Vegetation zone shifts across all transects from baseline surveys (2014 – 2016) to 2023.
Code
toplo <- dat

cols <- function(n) {
  hues = seq(15, 375, length = n + 1)
  hcl(h = hues, l = 65, c = 100)[1:n]
}
levs <- levels(toplo$zonefct)
colin <- cols(length(levs))
names(colin) <- levs

ggplot(toplo,
            aes(x = sample, stratum = zonefct, alluvium = meter,
                y = 1, fill = zonefct, label = zonefct)) +
  geom_flow(stat = "alluvium", lode.guidance = "frontback") +
  geom_stratum() +
  scale_fill_manual(values = colin, limits = force) +
  facet_wrap(~site, scales = 'free_y') + 
  scale_x_discrete(expand = c(0.15, 0.15)) +
  theme_minimal() +
  theme(
    legend.position  = 'top', 
    panel.spacing.x = unit(1, 'lines'), 
    axis.text.y = element_blank(), 
    # axis.title.y = element_blank(),
    panel.grid = element_blank()
  ) +
  labs(
    x = NULL,
    fill = "Vegetation Zone",
    y = 'Relative change'
  )

Alluvial plots showing habitat shifts among vegetation zone types between baseline (2014 – 2016) and 2023 monitoring.

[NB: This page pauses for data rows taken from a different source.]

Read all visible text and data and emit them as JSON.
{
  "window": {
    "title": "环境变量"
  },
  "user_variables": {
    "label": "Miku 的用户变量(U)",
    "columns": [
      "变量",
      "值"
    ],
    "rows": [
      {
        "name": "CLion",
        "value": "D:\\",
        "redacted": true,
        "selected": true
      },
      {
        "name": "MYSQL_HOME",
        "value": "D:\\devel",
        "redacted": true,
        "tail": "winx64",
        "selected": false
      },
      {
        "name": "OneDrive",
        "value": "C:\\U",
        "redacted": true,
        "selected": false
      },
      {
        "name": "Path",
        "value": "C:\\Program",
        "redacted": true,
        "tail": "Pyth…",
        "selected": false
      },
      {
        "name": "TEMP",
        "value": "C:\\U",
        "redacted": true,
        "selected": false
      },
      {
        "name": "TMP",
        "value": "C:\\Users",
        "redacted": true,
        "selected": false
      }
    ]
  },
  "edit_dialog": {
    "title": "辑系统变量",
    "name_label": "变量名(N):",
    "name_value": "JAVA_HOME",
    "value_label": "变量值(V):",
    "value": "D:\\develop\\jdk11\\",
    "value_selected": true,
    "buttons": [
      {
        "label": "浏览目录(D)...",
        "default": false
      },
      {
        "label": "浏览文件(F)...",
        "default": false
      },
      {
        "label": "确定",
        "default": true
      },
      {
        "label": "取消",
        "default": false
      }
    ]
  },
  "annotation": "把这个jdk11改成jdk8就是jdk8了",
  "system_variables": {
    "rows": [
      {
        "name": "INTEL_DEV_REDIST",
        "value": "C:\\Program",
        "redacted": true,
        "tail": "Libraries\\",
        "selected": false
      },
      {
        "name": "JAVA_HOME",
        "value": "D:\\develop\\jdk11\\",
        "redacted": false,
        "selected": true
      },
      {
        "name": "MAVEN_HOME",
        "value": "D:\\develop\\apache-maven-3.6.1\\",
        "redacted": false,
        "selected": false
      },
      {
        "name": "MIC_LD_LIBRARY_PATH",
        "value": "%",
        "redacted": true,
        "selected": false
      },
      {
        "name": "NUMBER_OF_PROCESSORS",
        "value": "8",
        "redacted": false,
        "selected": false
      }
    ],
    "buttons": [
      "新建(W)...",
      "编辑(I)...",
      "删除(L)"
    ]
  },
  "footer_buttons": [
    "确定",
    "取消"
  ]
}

Alluvial plots showing habitat shifts among vegetation zone types between baseline (2014 – 2016) and 2023 monitoring.

References

Cavanaugh, Kyle C, James R Kellner, Alexander J Forde, Daniel S Gruner, John D Parker, Wilfrid Rodriguez, and Ilka C Feller. 2014. “Poleward Expansion of Mangroves Is a Threshold Response to Decreased Frequency of Extreme Cold Events.” Proceedings of the National Academy of Sciences 111 (2): 723–27. https://doi.org/10.1073/pnas.1315800111.
Sweet, William V, Benjamin D Hamlington, Robert E Kopp, Christopher P Weaver, Patrick L Barnard, David Bekaert, William Brooks, et al. 2022. “Global and Regional Sea Level Rise Scenarios for the United States: Updated Mean Projections and Extreme Weather Level Probabilities Along US Coastlines.” NOS 01. Silver Spring, MD: National Oceanic; Atmospheric Administration, National Ocean Service.